The Journal of Thoracic and Cardiovascular Surgery
- Discipline: cardiothoracic surgery, cardiology, pulmonary disease
- Language: English
- Edited by: G. Alexander Patterson

Publication details
- Former name: Journal of Thoracic Surgery
- History: 1931–present
- Publisher: Elsevier (United States and Canada)
- Frequency: Monthly
- Impact factor: 5.209 (2020)

Standard abbreviations
- ISO 4: J. Thorac. Cardiovasc. Surg.

Indexing
- ISSN: 0022-5223 (print) 1097-685X (web)

Links
- Journal homepage;

= The Journal of Thoracic and Cardiovascular Surgery =

Peer-reviewed scientific journal

The Journal of Thoracic and Cardiovascular Surgery is a monthly peer-reviewed medical journal covering cardiothoracic surgery, cardiology, pulmonary medicine, and vascular disease published by Elsevier.

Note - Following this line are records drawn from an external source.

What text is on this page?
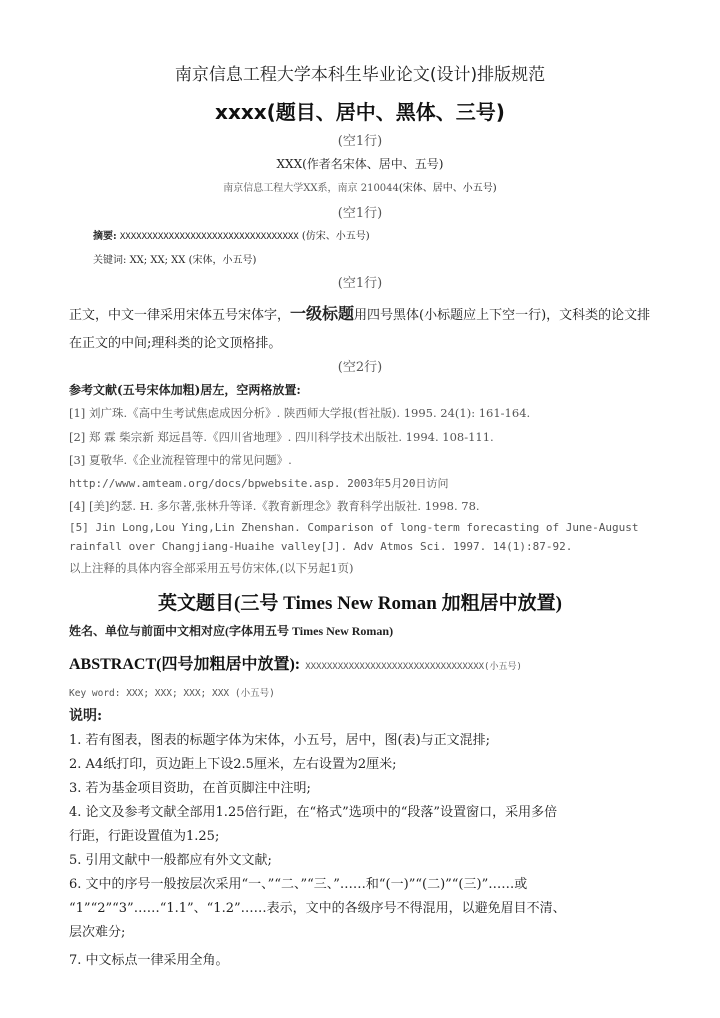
南京信息工程大学本科生毕业论文(设计)排版规范
xxxx(题目、居中、黑体、三号)
(空1行)
XXX(作者名宋体、居中、五号)
南京信息工程大学XX系，南京 210044(宋体、居中、小五号)
(空1行)
摘要: XXXXXXXXXXXXXXXXXXXXXXXXXXXXXXXXX (仿宋、小五号)
关键词: XX; XX; XX (宋体，小五号)
(空1行)
正文，中文一律采用宋体五号宋体字，一级标题用四号黑体(小标题应上下空一行)，文科类的论文排
在正文的中间;理科类的论文顶格排。
(空2行)
参考文献(五号宋体加粗)居左，空两格放置:
[1] 刘广珠.《高中生考试焦虑成因分析》. 陕西师大学报(哲社版). 1995. 24(1): 161-164.
[2] 郑 霖 柴宗新 郑远昌等.《四川省地理》. 四川科学技术出版社. 1994. 108-111.
[3] 夏敬华.《企业流程管理中的常见问题》.
http://www.amteam.org/docs/bpwebsite.asp. 2003年5月20日访问
[4] [美]约瑟. H. 多尔著,张林升等译.《教育新理念》教育科学出版社. 1998. 78.
[5] Jin Long,Lou Ying,Lin Zhenshan. Comparison of long-term forecasting of June-August
rainfall over Changjiang-Huaihe valley[J]. Adv Atmos Sci. 1997. 14(1):87-92.
以上注释的具体内容全部采用五号仿宋体,(以下另起1页)
英文题目(三号 Times New Roman 加粗居中放置)
姓名、单位与前面中文相对应(字体用五号 Times New Roman)
ABSTRACT(四号加粗居中放置): XXXXXXXXXXXXXXXXXXXXXXXXXXXXXXXXX(小五号)
Key word: XXX; XXX; XXX; XXX (小五号)
说明:
1. 若有图表，图表的标题字体为宋体，小五号，居中，图(表)与正文混排;
2. A4纸打印，页边距上下设2.5厘米，左右设置为2厘米;
3. 若为基金项目资助，在首页脚注中注明;
4. 论文及参考文献全部用1.25倍行距，在“格式”选项中的“段落”设置窗口，采用多倍
行距，行距设置值为1.25;
5. 引用文献中一般都应有外文文献;
6. 文中的序号一般按层次采用“一、”“二、”“三、”……和“(一)”“(二)”“(三)”……或
“1”“2”“3”……“1.1”、“1.2”……表示，文中的各级序号不得混用，以避免眉目不清、
层次难分;
7. 中文标点一律采用全角。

It is the official journal of the American Association for Thoracic Surgery and the Western Thoracic Surgical Association.

==History and Impact==
The journal was established in 1931 as the Journal of Thoracic Surgery. The journal has the second highest impact factor of all cardiothoracic surgery journals. According to the Journal Citation Reports, its 2020 impact factor is 5.209, ranking it 21st out of 212 journals in the category "Surgery".